The experience customers had come to expect wasn’t being delivered anymore. People’s shopping experiences were not being fulfilled. Corporate came up with a brilliant idea — give food away for free.

The way it worked was when you purchased $25 worth of merchandise, you got a free half-gallon of orange juice. Spend $50 and you get the OJ and a 5-pound bag of potatoes. Spend $75 and you get the OJ, the potatoes and a third item, all for free.

The free merchandise was displayed right by the checkout stands and baggers fetched it while you were checking out. I had no idea what was happening the first time it happened to me. My bagger put something I hadn’t picked up in my bag. I asked what he was doing and both he and the clerk said, “It’s free. Are you sure you don’t want it?”

Of course I took it. I didn’t really need it, but I took it and went home and told my wife. I also told my friends. Then I told the attendees at the Rocklin Chamber of Commerce when I was the program speaker a couple of weeks later.
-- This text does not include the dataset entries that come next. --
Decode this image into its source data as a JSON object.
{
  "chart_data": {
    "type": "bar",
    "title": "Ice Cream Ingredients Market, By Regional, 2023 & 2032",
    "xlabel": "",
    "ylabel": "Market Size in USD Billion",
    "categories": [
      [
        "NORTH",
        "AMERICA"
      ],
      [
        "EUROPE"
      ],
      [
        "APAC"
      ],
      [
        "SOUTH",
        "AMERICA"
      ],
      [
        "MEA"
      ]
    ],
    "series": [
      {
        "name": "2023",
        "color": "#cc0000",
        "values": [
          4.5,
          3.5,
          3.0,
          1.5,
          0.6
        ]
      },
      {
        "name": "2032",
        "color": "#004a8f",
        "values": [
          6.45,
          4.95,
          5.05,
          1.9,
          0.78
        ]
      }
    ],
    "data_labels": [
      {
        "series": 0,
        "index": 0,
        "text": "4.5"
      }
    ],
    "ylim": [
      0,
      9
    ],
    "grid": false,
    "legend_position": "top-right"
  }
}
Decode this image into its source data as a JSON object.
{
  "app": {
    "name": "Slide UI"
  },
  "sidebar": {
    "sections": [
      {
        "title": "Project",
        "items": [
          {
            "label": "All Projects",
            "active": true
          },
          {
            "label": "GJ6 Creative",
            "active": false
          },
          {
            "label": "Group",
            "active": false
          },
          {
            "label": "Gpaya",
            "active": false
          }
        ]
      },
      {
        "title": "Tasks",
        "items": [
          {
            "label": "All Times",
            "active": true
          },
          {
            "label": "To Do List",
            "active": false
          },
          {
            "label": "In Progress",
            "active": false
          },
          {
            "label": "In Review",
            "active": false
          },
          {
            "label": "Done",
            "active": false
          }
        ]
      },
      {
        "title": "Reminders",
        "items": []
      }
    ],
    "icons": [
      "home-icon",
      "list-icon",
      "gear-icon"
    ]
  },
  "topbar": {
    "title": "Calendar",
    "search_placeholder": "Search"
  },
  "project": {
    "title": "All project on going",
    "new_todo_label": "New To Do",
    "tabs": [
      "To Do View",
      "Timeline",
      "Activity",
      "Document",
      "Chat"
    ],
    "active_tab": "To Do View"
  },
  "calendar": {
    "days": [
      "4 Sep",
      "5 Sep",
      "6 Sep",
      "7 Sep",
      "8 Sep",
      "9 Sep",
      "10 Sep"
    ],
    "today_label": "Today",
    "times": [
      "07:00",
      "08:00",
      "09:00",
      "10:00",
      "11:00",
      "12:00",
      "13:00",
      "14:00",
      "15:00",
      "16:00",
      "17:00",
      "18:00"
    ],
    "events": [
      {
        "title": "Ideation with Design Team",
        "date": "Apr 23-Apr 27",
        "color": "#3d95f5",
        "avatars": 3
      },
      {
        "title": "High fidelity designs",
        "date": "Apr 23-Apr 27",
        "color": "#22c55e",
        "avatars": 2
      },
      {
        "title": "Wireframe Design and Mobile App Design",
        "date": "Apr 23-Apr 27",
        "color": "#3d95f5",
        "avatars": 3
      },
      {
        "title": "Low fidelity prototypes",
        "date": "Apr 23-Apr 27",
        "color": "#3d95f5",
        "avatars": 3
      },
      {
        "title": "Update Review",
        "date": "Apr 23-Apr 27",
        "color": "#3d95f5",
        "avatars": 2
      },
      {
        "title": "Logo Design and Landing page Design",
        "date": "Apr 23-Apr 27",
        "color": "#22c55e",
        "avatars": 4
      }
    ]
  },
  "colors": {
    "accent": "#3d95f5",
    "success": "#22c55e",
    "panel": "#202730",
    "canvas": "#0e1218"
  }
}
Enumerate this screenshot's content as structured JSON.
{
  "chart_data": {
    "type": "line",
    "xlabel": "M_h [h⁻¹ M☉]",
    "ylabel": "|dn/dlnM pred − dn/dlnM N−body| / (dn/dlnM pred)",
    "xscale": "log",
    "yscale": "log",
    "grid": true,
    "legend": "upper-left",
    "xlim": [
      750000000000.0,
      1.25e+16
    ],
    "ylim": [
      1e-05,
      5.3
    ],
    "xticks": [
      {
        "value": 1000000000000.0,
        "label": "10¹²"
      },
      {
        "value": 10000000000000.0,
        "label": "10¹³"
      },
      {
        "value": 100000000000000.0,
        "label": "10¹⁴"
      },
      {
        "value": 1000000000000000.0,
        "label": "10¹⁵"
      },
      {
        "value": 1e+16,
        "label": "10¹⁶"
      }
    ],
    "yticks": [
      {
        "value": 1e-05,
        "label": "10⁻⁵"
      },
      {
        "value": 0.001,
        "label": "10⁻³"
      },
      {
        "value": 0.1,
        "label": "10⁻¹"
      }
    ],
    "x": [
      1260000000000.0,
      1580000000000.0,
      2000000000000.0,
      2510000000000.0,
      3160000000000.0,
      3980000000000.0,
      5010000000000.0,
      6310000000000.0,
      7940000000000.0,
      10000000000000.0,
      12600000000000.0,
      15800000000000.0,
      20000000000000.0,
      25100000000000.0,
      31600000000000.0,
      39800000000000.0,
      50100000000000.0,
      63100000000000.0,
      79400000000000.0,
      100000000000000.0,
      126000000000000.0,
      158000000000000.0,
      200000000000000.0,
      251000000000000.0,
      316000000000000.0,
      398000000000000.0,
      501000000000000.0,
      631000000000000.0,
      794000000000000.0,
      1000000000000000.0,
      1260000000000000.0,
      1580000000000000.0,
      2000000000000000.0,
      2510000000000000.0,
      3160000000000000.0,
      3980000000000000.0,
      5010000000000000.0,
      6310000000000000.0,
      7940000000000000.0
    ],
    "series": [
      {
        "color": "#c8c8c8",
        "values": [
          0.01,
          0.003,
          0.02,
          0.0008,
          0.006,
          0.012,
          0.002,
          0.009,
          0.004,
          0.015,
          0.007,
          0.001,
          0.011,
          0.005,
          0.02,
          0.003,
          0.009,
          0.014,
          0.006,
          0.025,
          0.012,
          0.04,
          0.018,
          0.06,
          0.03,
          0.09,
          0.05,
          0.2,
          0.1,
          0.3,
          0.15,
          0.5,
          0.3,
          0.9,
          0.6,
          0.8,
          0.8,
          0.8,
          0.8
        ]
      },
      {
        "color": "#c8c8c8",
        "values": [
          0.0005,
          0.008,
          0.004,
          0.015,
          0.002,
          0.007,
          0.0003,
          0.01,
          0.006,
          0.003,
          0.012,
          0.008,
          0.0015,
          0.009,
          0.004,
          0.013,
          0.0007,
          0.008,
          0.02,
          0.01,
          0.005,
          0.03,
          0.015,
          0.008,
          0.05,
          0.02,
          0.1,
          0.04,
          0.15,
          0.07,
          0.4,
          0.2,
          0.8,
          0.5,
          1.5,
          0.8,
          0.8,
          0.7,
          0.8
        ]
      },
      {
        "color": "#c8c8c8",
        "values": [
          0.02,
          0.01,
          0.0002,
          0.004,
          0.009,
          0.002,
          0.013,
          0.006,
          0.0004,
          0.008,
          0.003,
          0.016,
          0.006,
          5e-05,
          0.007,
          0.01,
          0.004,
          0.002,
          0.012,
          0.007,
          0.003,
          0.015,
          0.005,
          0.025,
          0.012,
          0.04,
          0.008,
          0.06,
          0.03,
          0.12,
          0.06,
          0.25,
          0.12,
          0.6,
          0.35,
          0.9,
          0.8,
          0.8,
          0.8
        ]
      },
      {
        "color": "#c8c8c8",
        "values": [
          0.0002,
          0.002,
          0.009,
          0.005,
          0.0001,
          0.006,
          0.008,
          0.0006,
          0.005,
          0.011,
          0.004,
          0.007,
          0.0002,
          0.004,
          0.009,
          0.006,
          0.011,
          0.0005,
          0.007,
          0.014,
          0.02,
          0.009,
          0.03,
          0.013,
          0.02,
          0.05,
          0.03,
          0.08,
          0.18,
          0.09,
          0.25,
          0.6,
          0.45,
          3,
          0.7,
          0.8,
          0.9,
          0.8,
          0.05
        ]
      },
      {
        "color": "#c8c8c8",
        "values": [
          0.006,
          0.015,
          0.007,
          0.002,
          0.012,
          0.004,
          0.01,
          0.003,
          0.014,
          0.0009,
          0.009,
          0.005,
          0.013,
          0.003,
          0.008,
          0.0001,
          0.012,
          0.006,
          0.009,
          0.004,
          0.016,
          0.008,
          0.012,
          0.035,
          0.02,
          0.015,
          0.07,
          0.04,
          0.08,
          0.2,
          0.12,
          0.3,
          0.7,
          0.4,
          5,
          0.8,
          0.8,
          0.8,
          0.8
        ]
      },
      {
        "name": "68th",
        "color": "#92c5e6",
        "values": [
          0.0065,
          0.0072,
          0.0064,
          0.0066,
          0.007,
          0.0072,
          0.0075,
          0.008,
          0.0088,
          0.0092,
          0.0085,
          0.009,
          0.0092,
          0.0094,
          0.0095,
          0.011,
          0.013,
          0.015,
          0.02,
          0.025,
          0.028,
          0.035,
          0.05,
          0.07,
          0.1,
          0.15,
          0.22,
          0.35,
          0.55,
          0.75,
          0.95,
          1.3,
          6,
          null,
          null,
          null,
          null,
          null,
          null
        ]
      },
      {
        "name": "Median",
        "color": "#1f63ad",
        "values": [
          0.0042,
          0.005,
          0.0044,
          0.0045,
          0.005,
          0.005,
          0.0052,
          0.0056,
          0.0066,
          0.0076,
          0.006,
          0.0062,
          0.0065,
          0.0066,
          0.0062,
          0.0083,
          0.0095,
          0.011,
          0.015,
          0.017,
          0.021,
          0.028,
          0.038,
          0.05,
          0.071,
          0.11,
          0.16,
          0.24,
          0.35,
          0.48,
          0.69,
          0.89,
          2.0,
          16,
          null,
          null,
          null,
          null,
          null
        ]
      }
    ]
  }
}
You would’ve thought the company was paying me to promote it.

Guess what happened to the company’s average customer purchase amount?

Bottom line is it worked, sales came back and it’s growing at a steady pace. Checkers are happier, and so are the shoppers. I know this because that very store has become my favorite supermarket, even though it’s not my closest.

Free software

If you’re selling a service or providing a skill, the same idea works. Tis’ the season for taxes, and Turbo Tax, one of the more popular tax preparation tools, is giving its services away for free. Just go to turbotax.intuit.com and select the “Free Edition” — it even includes free eFile.

They’re giving away their software for free so the people who are starting to do their taxes become familiar with it. The idea is that as these low-wage earners increase their income, and the complexity of their reporting needs, they will go to Turbo Tax and become paying customers.

By the way, they also offer fantastic online technical support for free.

What can you do?

Whether you’re selling business to business or retail to the general public, you have knowledge and information that is of value to your customers. Capture some of it and put it into a nice format, something that looks good. Then give it away.

Start with your customers, then find other vehicles for distribution that are free. There are many places you can have your material distributed for free if you’re not trying to sell it.

From chambers of commerce to the bulletin board in your local grocery store, find a way to get your valuable knowledge into the hands of people, and if they perceive it as having value, they’ll be back for more, I guarantee it.

And when they come back, they’ll feel a whole lot better about spending money with you because you have already done your part — you gave them something they found value in for free.